When I was a kid knitting was fairly popular but crochet was king. Oh, the wonders of the granny square afghan! I have a few of them dating way back into the mists of time and love them more than I can say. My mother made them from scraps of yarn leftover from other projects. The only new yarns she ever bought for a granny square afghan was the yarn used to make the borders. Sometimes it was a bright sunny yellow. Sometimes a cheerful cherry red. Occasionally a drop-dead gorgeous dramatic black. We also did cross-stitch, but not the more sophisticated counted cross stitch done today (which, by the way, just the merest thought of makes my head explode -- I can't follow the charts!) but the stamped pattern on cheap fabric kind. My friend Teresa Garcia made one for me when I was eleven: Make New Friends, Keep the Old -- One Is Silver, The Other Is Gold. (I still have it.)
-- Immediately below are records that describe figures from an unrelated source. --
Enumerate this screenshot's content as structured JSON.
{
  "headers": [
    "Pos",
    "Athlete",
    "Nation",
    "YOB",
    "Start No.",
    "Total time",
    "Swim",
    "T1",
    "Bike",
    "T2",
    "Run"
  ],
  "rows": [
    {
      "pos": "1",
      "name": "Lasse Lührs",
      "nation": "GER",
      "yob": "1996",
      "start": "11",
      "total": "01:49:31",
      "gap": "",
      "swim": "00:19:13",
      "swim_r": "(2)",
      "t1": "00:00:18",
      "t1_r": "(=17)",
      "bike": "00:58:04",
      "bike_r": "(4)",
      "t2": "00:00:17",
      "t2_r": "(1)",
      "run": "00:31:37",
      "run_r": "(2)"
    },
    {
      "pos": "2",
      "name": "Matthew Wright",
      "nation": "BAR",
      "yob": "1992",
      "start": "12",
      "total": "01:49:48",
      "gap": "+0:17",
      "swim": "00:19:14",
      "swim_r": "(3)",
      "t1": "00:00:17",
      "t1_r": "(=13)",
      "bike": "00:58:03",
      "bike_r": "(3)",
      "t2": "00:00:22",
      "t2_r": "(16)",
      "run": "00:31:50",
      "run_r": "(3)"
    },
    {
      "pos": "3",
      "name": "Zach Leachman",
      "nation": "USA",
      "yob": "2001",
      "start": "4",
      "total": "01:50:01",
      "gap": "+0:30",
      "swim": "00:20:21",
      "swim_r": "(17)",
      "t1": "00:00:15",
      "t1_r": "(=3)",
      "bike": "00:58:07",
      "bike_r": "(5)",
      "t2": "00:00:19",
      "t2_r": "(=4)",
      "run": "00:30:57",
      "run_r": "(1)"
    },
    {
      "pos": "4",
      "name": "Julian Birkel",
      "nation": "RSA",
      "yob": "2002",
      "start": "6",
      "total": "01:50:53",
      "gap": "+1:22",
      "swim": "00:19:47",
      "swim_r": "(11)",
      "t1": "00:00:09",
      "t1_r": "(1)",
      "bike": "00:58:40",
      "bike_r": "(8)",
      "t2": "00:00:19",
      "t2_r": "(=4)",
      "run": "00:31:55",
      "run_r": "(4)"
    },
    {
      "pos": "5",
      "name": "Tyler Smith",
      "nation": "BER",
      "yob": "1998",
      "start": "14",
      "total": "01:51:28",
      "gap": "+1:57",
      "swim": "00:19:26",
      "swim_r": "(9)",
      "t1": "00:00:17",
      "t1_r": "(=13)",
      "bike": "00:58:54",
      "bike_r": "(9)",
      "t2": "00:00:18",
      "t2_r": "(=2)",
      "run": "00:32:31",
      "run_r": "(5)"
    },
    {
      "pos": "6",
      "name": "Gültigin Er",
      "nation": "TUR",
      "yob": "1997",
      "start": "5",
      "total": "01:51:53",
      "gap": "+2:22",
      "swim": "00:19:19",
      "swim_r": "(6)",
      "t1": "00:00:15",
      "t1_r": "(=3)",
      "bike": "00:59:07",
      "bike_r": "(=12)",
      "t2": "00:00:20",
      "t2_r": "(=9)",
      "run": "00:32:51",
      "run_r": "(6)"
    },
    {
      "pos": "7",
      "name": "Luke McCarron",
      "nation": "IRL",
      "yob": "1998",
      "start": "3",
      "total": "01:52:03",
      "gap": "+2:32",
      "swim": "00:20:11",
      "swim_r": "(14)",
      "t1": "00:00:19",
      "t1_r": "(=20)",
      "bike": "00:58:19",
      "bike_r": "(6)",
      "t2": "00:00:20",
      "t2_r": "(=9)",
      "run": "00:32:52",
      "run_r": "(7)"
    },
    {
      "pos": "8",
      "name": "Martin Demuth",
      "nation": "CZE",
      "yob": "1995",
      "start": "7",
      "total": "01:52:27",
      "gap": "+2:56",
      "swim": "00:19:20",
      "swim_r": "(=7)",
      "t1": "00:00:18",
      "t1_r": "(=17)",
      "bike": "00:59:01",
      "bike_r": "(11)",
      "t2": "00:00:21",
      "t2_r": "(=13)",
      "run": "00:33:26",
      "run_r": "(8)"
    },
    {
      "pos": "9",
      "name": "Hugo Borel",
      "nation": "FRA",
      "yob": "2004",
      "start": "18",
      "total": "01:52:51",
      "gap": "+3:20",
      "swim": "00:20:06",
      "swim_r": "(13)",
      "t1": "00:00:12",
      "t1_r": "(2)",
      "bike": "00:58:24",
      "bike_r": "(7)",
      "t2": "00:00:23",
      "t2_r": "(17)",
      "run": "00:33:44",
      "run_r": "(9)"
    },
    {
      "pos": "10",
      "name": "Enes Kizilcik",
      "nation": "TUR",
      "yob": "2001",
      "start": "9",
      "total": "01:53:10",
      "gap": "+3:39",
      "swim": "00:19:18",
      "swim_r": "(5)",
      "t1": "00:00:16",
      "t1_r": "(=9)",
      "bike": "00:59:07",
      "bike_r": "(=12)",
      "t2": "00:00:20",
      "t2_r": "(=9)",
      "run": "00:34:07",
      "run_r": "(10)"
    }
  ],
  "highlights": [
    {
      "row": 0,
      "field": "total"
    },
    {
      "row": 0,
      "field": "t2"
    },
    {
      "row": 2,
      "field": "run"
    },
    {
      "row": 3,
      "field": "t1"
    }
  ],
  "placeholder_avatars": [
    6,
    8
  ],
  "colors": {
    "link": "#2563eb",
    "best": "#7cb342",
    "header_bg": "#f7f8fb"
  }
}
(Photo: Family Circle offer from June 1970 -
Julie Nixon Eisenhower's Crewel Kit.
At least our needlework managed true bipartisanship.)
Julie Nixon Eisenhower's Crewel Kit.
At least our needlework managed true bipartisanship.)
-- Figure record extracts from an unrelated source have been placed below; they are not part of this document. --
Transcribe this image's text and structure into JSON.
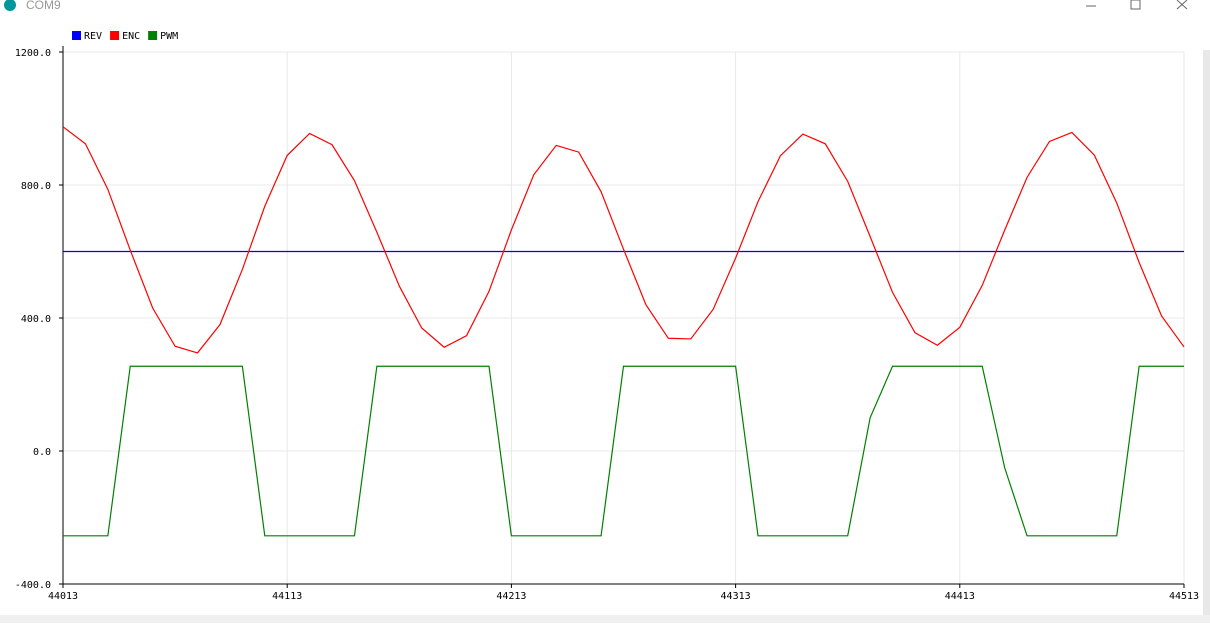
{
  "window": {
    "title": "COM9"
  },
  "chart_data": {
    "type": "line",
    "x": [
      44013,
      44023,
      44033,
      44043,
      44053,
      44063,
      44073,
      44083,
      44093,
      44103,
      44113,
      44123,
      44133,
      44143,
      44153,
      44163,
      44173,
      44183,
      44193,
      44203,
      44213,
      44223,
      44233,
      44243,
      44253,
      44263,
      44273,
      44283,
      44293,
      44303,
      44313,
      44323,
      44333,
      44343,
      44353,
      44363,
      44373,
      44383,
      44393,
      44403,
      44413,
      44423,
      44433,
      44443,
      44453,
      44463,
      44473,
      44483,
      44493,
      44503,
      44513
    ],
    "series": [
      {
        "name": "REV",
        "color": "#0000ff",
        "values": [
          600,
          600,
          600,
          600,
          600,
          600,
          600,
          600,
          600,
          600,
          600,
          600,
          600,
          600,
          600,
          600,
          600,
          600,
          600,
          600,
          600,
          600,
          600,
          600,
          600,
          600,
          600,
          600,
          600,
          600,
          600,
          600,
          600,
          600,
          600,
          600,
          600,
          600,
          600,
          600,
          600,
          600,
          600,
          600,
          600,
          600,
          600,
          600,
          600,
          600,
          600
        ]
      },
      {
        "name": "ENC",
        "color": "#ff0000",
        "values": [
          975,
          924,
          787,
          604,
          430,
          315,
          295,
          380,
          546,
          736,
          889,
          955,
          921,
          813,
          658,
          496,
          370,
          312,
          347,
          480,
          665,
          831,
          919,
          899,
          780,
          607,
          440,
          339,
          337,
          426,
          580,
          750,
          888,
          953,
          924,
          811,
          645,
          477,
          356,
          318,
          372,
          498,
          664,
          823,
          931,
          958,
          890,
          746,
          567,
          406,
          313
        ]
      },
      {
        "name": "PWM",
        "color": "#008000",
        "values": [
          -255,
          -255,
          -255,
          255,
          255,
          255,
          255,
          255,
          255,
          -255,
          -255,
          -255,
          -255,
          -255,
          255,
          255,
          255,
          255,
          255,
          255,
          -255,
          -255,
          -255,
          -255,
          -255,
          255,
          255,
          255,
          255,
          255,
          255,
          -255,
          -255,
          -255,
          -255,
          -255,
          100,
          255,
          255,
          255,
          255,
          255,
          -50,
          -255,
          -255,
          -255,
          -255,
          -255,
          255,
          255,
          255
        ]
      }
    ],
    "xlim": [
      44013,
      44513
    ],
    "xticks": [
      44013,
      44113,
      44213,
      44313,
      44413,
      44513
    ],
    "ylim": [
      -400,
      1200
    ],
    "yticks": [
      {
        "value": -400,
        "label": "-400.0"
      },
      {
        "value": 0,
        "label": "0.0"
      },
      {
        "value": 400,
        "label": "400.0"
      },
      {
        "value": 800,
        "label": "800.0"
      },
      {
        "value": 1200,
        "label": "1200.0"
      }
    ],
    "grid": true,
    "legend": "top-left"
  }
}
Crochet remained very popular in the late 60s and into the early 70s. Crocheted bikinis, vests, scarves, slippers--I made them all. Crochet in 1970 was all about big hooks and triple strands of Red Heart or Aunt Lydia's Rug Yarn. Crewel was very popular around 1972. I worshipped at the altar of Erica Wilson and Elsa Williams, the queens of traditional (and non-traditional) embroidery.
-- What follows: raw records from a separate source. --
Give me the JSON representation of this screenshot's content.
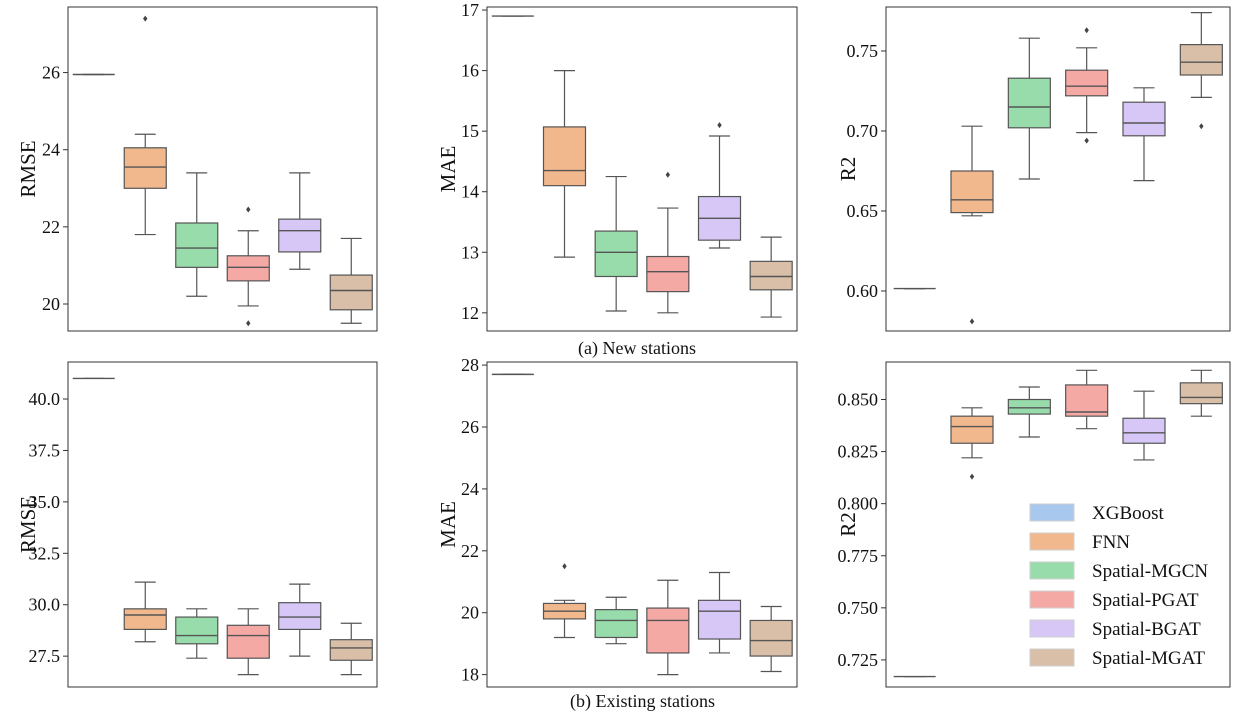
{
  "captions": {
    "top": "(a) New stations",
    "bottom": "(b) Existing stations"
  },
  "legend": {
    "entries": [
      "XGBoost",
      "FNN",
      "Spatial-MGCN",
      "Spatial-PGAT",
      "Spatial-BGAT",
      "Spatial-MGAT"
    ],
    "colors": [
      "#a9c8ee",
      "#f1b88e",
      "#97dcaa",
      "#f4a9a5",
      "#d6c7f7",
      "#d9bfa8"
    ]
  },
  "chart_data": [
    {
      "type": "box",
      "panel": "a-rmse",
      "ylabel": "RMSE",
      "ylim": [
        19.3,
        27.7
      ],
      "ticks": [
        20,
        22,
        24,
        26
      ],
      "tick_labels": [
        "20",
        "22",
        "24",
        "26"
      ],
      "series": [
        {
          "name": "XGBoost",
          "whislo": 25.95,
          "q1": 25.95,
          "med": 25.95,
          "q3": 25.95,
          "whishi": 25.95,
          "fliers": []
        },
        {
          "name": "FNN",
          "whislo": 21.8,
          "q1": 23.0,
          "med": 23.55,
          "q3": 24.05,
          "whishi": 24.4,
          "fliers": [
            27.4
          ]
        },
        {
          "name": "Spatial-MGCN",
          "whislo": 20.2,
          "q1": 20.95,
          "med": 21.45,
          "q3": 22.1,
          "whishi": 23.4,
          "fliers": []
        },
        {
          "name": "Spatial-PGAT",
          "whislo": 19.95,
          "q1": 20.6,
          "med": 20.95,
          "q3": 21.25,
          "whishi": 21.9,
          "fliers": [
            22.45,
            19.5
          ]
        },
        {
          "name": "Spatial-BGAT",
          "whislo": 20.9,
          "q1": 21.35,
          "med": 21.9,
          "q3": 22.2,
          "whishi": 23.4,
          "fliers": []
        },
        {
          "name": "Spatial-MGAT",
          "whislo": 19.5,
          "q1": 19.85,
          "med": 20.35,
          "q3": 20.75,
          "whishi": 21.7,
          "fliers": []
        }
      ]
    },
    {
      "type": "box",
      "panel": "a-mae",
      "ylabel": "MAE",
      "ylim": [
        11.7,
        17.05
      ],
      "ticks": [
        12,
        13,
        14,
        15,
        16,
        17
      ],
      "tick_labels": [
        "12",
        "13",
        "14",
        "15",
        "16",
        "17"
      ],
      "series": [
        {
          "name": "XGBoost",
          "whislo": 16.9,
          "q1": 16.9,
          "med": 16.9,
          "q3": 16.9,
          "whishi": 16.9,
          "fliers": []
        },
        {
          "name": "FNN",
          "whislo": 12.92,
          "q1": 14.1,
          "med": 14.35,
          "q3": 15.07,
          "whishi": 16.0,
          "fliers": []
        },
        {
          "name": "Spatial-MGCN",
          "whislo": 12.03,
          "q1": 12.6,
          "med": 13.0,
          "q3": 13.35,
          "whishi": 14.25,
          "fliers": []
        },
        {
          "name": "Spatial-PGAT",
          "whislo": 12.0,
          "q1": 12.35,
          "med": 12.68,
          "q3": 12.93,
          "whishi": 13.73,
          "fliers": [
            14.28
          ]
        },
        {
          "name": "Spatial-BGAT",
          "whislo": 13.07,
          "q1": 13.2,
          "med": 13.56,
          "q3": 13.92,
          "whishi": 14.92,
          "fliers": [
            15.1
          ]
        },
        {
          "name": "Spatial-MGAT",
          "whislo": 11.93,
          "q1": 12.38,
          "med": 12.6,
          "q3": 12.85,
          "whishi": 13.25,
          "fliers": []
        }
      ]
    },
    {
      "type": "box",
      "panel": "a-r2",
      "ylabel": "R2",
      "ylim": [
        0.575,
        0.7775
      ],
      "ticks": [
        0.6,
        0.65,
        0.7,
        0.75
      ],
      "tick_labels": [
        "0.60",
        "0.65",
        "0.70",
        "0.75"
      ],
      "series": [
        {
          "name": "XGBoost",
          "whislo": 0.6015,
          "q1": 0.6015,
          "med": 0.6015,
          "q3": 0.6015,
          "whishi": 0.6015,
          "fliers": []
        },
        {
          "name": "FNN",
          "whislo": 0.647,
          "q1": 0.649,
          "med": 0.657,
          "q3": 0.675,
          "whishi": 0.703,
          "fliers": [
            0.581
          ]
        },
        {
          "name": "Spatial-MGCN",
          "whislo": 0.67,
          "q1": 0.702,
          "med": 0.715,
          "q3": 0.733,
          "whishi": 0.758,
          "fliers": []
        },
        {
          "name": "Spatial-PGAT",
          "whislo": 0.699,
          "q1": 0.722,
          "med": 0.728,
          "q3": 0.738,
          "whishi": 0.752,
          "fliers": [
            0.763,
            0.694
          ]
        },
        {
          "name": "Spatial-BGAT",
          "whislo": 0.669,
          "q1": 0.697,
          "med": 0.705,
          "q3": 0.718,
          "whishi": 0.727,
          "fliers": []
        },
        {
          "name": "Spatial-MGAT",
          "whislo": 0.721,
          "q1": 0.735,
          "med": 0.743,
          "q3": 0.754,
          "whishi": 0.774,
          "fliers": [
            0.703
          ]
        }
      ]
    },
    {
      "type": "box",
      "panel": "b-rmse",
      "ylabel": "RMSE",
      "ylim": [
        26.0,
        41.8
      ],
      "ticks": [
        27.5,
        30.0,
        32.5,
        35.0,
        37.5,
        40.0
      ],
      "tick_labels": [
        "27.5",
        "30.0",
        "32.5",
        "35.0",
        "37.5",
        "40.0"
      ],
      "series": [
        {
          "name": "XGBoost",
          "whislo": 41.0,
          "q1": 41.0,
          "med": 41.0,
          "q3": 41.0,
          "whishi": 41.0,
          "fliers": []
        },
        {
          "name": "FNN",
          "whislo": 28.2,
          "q1": 28.8,
          "med": 29.5,
          "q3": 29.8,
          "whishi": 31.1,
          "fliers": []
        },
        {
          "name": "Spatial-MGCN",
          "whislo": 27.4,
          "q1": 28.1,
          "med": 28.5,
          "q3": 29.4,
          "whishi": 29.8,
          "fliers": []
        },
        {
          "name": "Spatial-PGAT",
          "whislo": 26.6,
          "q1": 27.4,
          "med": 28.5,
          "q3": 29.0,
          "whishi": 29.8,
          "fliers": []
        },
        {
          "name": "Spatial-BGAT",
          "whislo": 27.5,
          "q1": 28.8,
          "med": 29.4,
          "q3": 30.1,
          "whishi": 31.0,
          "fliers": []
        },
        {
          "name": "Spatial-MGAT",
          "whislo": 26.6,
          "q1": 27.3,
          "med": 27.9,
          "q3": 28.3,
          "whishi": 29.1,
          "fliers": []
        }
      ]
    },
    {
      "type": "box",
      "panel": "b-mae",
      "ylabel": "MAE",
      "ylim": [
        17.6,
        28.1
      ],
      "ticks": [
        18,
        20,
        22,
        24,
        26,
        28
      ],
      "tick_labels": [
        "18",
        "20",
        "22",
        "24",
        "26",
        "28"
      ],
      "series": [
        {
          "name": "XGBoost",
          "whislo": 27.7,
          "q1": 27.7,
          "med": 27.7,
          "q3": 27.7,
          "whishi": 27.7,
          "fliers": []
        },
        {
          "name": "FNN",
          "whislo": 19.2,
          "q1": 19.8,
          "med": 20.05,
          "q3": 20.3,
          "whishi": 20.4,
          "fliers": [
            21.5
          ]
        },
        {
          "name": "Spatial-MGCN",
          "whislo": 19.0,
          "q1": 19.2,
          "med": 19.75,
          "q3": 20.1,
          "whishi": 20.5,
          "fliers": []
        },
        {
          "name": "Spatial-PGAT",
          "whislo": 18.0,
          "q1": 18.7,
          "med": 19.75,
          "q3": 20.15,
          "whishi": 21.05,
          "fliers": []
        },
        {
          "name": "Spatial-BGAT",
          "whislo": 18.7,
          "q1": 19.15,
          "med": 20.05,
          "q3": 20.4,
          "whishi": 21.3,
          "fliers": []
        },
        {
          "name": "Spatial-MGAT",
          "whislo": 18.1,
          "q1": 18.6,
          "med": 19.1,
          "q3": 19.75,
          "whishi": 20.2,
          "fliers": []
        }
      ]
    },
    {
      "type": "box",
      "panel": "b-r2",
      "ylabel": "R2",
      "ylim": [
        0.712,
        0.868
      ],
      "ticks": [
        0.725,
        0.75,
        0.775,
        0.8,
        0.825,
        0.85
      ],
      "tick_labels": [
        "0.725",
        "0.750",
        "0.775",
        "0.800",
        "0.825",
        "0.850"
      ],
      "series": [
        {
          "name": "XGBoost",
          "whislo": 0.717,
          "q1": 0.717,
          "med": 0.717,
          "q3": 0.717,
          "whishi": 0.717,
          "fliers": []
        },
        {
          "name": "FNN",
          "whislo": 0.822,
          "q1": 0.829,
          "med": 0.837,
          "q3": 0.842,
          "whishi": 0.846,
          "fliers": [
            0.813
          ]
        },
        {
          "name": "Spatial-MGCN",
          "whislo": 0.832,
          "q1": 0.843,
          "med": 0.846,
          "q3": 0.85,
          "whishi": 0.856,
          "fliers": []
        },
        {
          "name": "Spatial-PGAT",
          "whislo": 0.836,
          "q1": 0.842,
          "med": 0.844,
          "q3": 0.857,
          "whishi": 0.864,
          "fliers": []
        },
        {
          "name": "Spatial-BGAT",
          "whislo": 0.821,
          "q1": 0.829,
          "med": 0.834,
          "q3": 0.841,
          "whishi": 0.854,
          "fliers": []
        },
        {
          "name": "Spatial-MGAT",
          "whislo": 0.842,
          "q1": 0.848,
          "med": 0.851,
          "q3": 0.858,
          "whishi": 0.864,
          "fliers": []
        }
      ]
    }
  ]
}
(You're looking at my four-way bargello attempt c. 1982
which was really going quite well until I lost interest.
Why did I lose interest? I haven't a clue.)
which was really going quite well until I lost interest.
Why did I lose interest? I haven't a clue.)
The mid-to-late 70s, as I remember, were needlepoint. "Rich girl stuff" one of my Long Island friends said at the time because who could afford hand-painted canvases and pricey Paternayan Persian wool? A needlepoint shop moved into my working class neighborhood a month after we bought our first house in North Babylon and my truly exciting birthday present was Beginner Lessons. I'm telling you it was so thrilling that selling my first book had to struggle to match the joy I felt.
(Groucho, circa 1983. Total improvisation with velour
yarns, silks, some metallics. I've since added a little
sparkly red to the end of the cigar ash.)
sparkly red to the end of the cigar ash.)
And then suddenly needlework seemed to vanish from the radar. Oh, I know men and women were still stitching and knitting out there but you didn't hear all that much about it. I switched over to sewing for a few years, a craft where my talent fell far short of my enthusiasm. (Would you believe I actually made my father a blue velvet caftan? What in the name of all that's decent was I thinking?)
Knitting popped back onto the radar in the mid-80s and in my opinion we have Bill Cosby to thank for it. Remember The Cosby Show? Cliff Huxtable wore the most gorgeous, elaborate hand-knit sweaters on the planet and I think seeing them every week revived interest in the craft. Sweaters were big and poufy in fluffy yarns with intarsia-like designs knitted in.
And then knitting vanished again.
See where I'm going with this? (And boy it's taken me long enough to get there.) Reading trends in romantic fiction follow the same interest curve. A Martian looking at the romance section in a local book store would think we were a country of vampires, werewolves, and demons with the occasional kick-butt superheroine tossed in for good measure. (Have I mentioned that LACED WITH MAGIC is on the stands right now??) A year or two ago we were all single working girls with cartoon covers. And not too long ago we were nursing mothers in low-cut gowns about to be ravished by hunky pirates. Or nightgown-clad damsels fleeing a spooky castle at midnight. And does anyone remember when cowboys and stalwart Apache and Cherokee and Sioux braves were #1 in the hearts of romance readers (and writers) everywhere? (Why were there no Chippewa heroes? I'm part Chippewa and that always annoyed me.)
Tastes change and that's a good thing. Life would be unbearably boring if they didn't. The trick, in needlework and in writing and in life, is learning how to change with them.
Thank you Barbara! Loved your post today...but crocheted bikinis? Ugh!
4 comments:
I had a very (very) brief period of trying crochet, and guess what, amongst the very few items I tried to crochet was a crocheted bikini. Not sure I ever wore it though.
wonderful post. I recall trying several of those crafts and still have unfinished projects. My reading tastes in romance is fairly steady with historical (men in kilts) though I have tried a few of the paranormal and enjoyed the variety.
Love Groucho! That must have been a fun project through and through...
I think a lot of this is coming back, including homemaking, i.e. jams/canning/sewing whatever. One writer makes really pretty bags. I keep looking at my mother's unfinished embroidery in her basket and think, I really miss this.